Imran Khan Muhammad Sharif, the leader of the five men held in Ratlam on April 15, is alleged to have been recruited online by an Indian jihadist he knew as “Yusuf” — code, investigators say, for Karnataka-born Muhammad Shafi Armar, a fugitive Indian Mujahideen operative now leading group of Indians fighting with the Islamic State.
Muhammad Shafi Armar’s brother, Muhammad Sultan Armar, was killed in combat near the Syrian town of Kobane in March, fighting with Islamic State forces attempting to take the city from Kurdish control.
Khan, police sources in Ratlam said, was initially held for possession of chemicals that could be used to fabricate explosives, to which separate terrorism-related charges have since been added.
In voice-over-internet and chat conversations recovered by investigators, police allege, Khan sought help from Armar on how to build explosive devices, procure weapons, and select targets for attack.
He was advised, police say, to record each operation — in line with standard Islamic State online propaganda tactics. Fuller details on the conversations, sources close to the investigation said, are expected to become available after the Central Forensic Science Laboratory completes analysis of Khan’s computer.
The son of a clerk in the Madhya Pradesh government’s rural education department, Khan dropped out of an undergraduate business course at Ratlam’s Royal College in 2001, having completed just four semesters.
Khan’s passport shows he made five subsequent visits to Dubai, and one to Saudi Arabia, after terminating his studies in search, his family says, of work. However, none of the visits seem to have yielded offers of durable employment.
In testimony to police — which, under law, will not be admissible for the purposes of his trial — Khan said he had joined Ahl al-Suffah, an Islamic proselytising and charity group, in 2012. Led by local resident Amjad Khan, Ahl al-Suffah became active after the pre-election communal riots in Muzaffarnagar, working to distribute relief among Muslim victims of the violence.
Khan’s interest in religion, a source familiar with the investigation said, developed in the years of economic frustration that began after he failed to get a job.

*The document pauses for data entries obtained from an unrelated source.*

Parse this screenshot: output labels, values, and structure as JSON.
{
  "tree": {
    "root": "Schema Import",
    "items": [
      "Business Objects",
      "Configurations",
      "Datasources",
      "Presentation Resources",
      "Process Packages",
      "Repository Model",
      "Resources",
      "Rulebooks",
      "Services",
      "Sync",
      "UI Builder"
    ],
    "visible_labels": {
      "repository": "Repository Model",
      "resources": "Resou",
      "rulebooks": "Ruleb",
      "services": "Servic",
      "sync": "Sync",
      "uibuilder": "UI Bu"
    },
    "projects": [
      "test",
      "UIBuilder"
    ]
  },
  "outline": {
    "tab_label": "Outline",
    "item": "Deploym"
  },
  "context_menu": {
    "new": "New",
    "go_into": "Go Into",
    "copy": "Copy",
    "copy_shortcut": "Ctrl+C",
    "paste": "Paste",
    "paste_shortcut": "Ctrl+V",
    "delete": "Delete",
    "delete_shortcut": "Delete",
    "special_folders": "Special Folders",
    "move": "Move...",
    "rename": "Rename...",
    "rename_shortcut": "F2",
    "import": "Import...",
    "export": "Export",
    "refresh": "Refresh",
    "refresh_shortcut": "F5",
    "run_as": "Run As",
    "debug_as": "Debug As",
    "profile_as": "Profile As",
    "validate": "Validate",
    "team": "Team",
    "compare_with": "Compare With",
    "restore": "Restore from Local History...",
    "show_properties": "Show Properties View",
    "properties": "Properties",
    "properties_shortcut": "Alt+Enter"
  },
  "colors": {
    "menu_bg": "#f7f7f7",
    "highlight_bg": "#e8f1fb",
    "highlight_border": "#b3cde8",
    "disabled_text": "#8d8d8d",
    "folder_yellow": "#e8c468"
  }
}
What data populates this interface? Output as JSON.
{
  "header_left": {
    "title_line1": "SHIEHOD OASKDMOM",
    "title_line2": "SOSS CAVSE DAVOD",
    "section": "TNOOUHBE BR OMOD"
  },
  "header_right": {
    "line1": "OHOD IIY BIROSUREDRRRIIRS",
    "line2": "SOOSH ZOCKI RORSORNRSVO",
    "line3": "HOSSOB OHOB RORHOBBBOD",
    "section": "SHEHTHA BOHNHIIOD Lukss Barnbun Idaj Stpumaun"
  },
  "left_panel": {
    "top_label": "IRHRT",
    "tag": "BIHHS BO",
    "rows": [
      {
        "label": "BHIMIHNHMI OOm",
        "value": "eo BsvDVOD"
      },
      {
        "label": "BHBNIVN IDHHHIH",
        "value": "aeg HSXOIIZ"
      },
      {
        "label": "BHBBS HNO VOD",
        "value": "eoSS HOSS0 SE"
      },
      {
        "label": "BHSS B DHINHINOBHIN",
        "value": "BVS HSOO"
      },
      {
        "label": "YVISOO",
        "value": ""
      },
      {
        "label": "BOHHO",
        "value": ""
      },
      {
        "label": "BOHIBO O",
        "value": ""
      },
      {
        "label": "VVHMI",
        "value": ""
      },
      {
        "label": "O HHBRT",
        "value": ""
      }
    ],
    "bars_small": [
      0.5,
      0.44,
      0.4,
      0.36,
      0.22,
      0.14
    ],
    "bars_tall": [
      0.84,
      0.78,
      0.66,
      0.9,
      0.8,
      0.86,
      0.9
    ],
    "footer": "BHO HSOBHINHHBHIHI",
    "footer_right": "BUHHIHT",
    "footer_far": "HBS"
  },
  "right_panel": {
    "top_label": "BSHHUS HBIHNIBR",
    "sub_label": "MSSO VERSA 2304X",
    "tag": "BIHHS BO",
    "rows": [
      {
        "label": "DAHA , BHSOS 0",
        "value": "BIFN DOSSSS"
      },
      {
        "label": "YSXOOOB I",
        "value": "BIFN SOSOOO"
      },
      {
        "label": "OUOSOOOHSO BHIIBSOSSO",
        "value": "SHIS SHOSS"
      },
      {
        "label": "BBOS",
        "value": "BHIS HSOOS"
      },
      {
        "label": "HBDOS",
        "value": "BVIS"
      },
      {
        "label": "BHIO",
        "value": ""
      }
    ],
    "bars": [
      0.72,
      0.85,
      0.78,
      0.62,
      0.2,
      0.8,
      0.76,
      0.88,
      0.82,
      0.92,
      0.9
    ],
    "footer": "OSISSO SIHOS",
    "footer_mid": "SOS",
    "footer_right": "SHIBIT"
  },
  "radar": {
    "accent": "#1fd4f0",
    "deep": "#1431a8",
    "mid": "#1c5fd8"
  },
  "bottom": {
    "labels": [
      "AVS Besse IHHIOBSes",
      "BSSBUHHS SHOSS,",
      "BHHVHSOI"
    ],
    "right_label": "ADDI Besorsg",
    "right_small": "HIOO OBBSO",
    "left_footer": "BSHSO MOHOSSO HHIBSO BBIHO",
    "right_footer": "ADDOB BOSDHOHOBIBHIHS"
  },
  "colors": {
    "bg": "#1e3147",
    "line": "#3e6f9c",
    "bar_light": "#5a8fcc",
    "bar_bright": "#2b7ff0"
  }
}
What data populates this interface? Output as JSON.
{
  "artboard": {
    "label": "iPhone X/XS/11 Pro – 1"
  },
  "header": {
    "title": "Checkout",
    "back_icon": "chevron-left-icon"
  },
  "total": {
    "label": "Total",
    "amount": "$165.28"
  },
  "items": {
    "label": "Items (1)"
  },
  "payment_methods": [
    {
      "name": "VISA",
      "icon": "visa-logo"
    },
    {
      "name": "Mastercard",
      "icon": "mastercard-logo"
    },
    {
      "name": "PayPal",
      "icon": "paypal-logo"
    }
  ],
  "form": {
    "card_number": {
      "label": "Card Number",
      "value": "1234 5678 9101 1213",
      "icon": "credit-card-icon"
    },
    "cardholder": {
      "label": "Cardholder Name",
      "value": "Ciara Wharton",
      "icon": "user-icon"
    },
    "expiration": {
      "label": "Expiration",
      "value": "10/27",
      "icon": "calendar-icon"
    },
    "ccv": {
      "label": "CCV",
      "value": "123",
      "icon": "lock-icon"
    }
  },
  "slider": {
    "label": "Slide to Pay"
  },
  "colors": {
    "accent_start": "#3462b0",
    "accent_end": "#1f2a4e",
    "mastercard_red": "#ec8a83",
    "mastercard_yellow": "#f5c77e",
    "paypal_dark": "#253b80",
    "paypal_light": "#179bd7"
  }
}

The term Ahl al-Suffah, or “men of the platform”, refers to a group of believers who took residence in the Masjid al-Nawbai during the Prophet Muhammad’s years of exile in Medina. Faced with a trade boycott and military threats by Mecca’s Qurayshi, the group was forced to spend its days foraging for firewood and dates but did not give up Islam despite the hardship.
Following his encounters with victims of communal violence, a source inside Ahl al-Suffah told The Indian Express, Imran Khan became increasingly dissatisfied with what he saw as the organisation’s quietism arguing, instead, for the group to take a more militant stand.
Imran Khan’s increasing radicalism, the source said, led to his expulsion by the mainstream leadership of Amjad Khan.
However, investigators claim Imran Khan managed to persuade four other members of Ahl al-Suffah to join him: Wasim Khan, Mohammad Rizwan, Anwar and Mazhar. Imran Khan, police allege, made his first contact with “Yusuf”, while trawling pro-Islamic State Facebook pages run by Islamic State supporters in India, as well as Islamist discussions forums.
In August, Sultan Armar had appeared online in a video released by the breakaway Indian Mujahideen faction, Tawhid-ul-Ansar, calling on Muslims to join it at training camps in the Pakistan-Afghanistan borderlands. Later, Indian jihadists in Tawhid al-Ansar made their way to Syria, where they formed a group called Ansar-ul-Tawhid fil’Bilad al-Sham. Late last year, several Rajasthan men were arrested for planning acts of terror, allegedly after being recruited online by the slain Armar.
Interestingly, the latest arrests come against a backdrop of escalating communal warfare between Hindutva and Islamist extremists in Ratlam. The city was placed under curfew in September after the killing of a Bajrang Dal activist involved in the cow-protection campaign. Earlier, an attempt on attempt on the life of Yasmin Sherani, a local Congress politician, sparked off riots.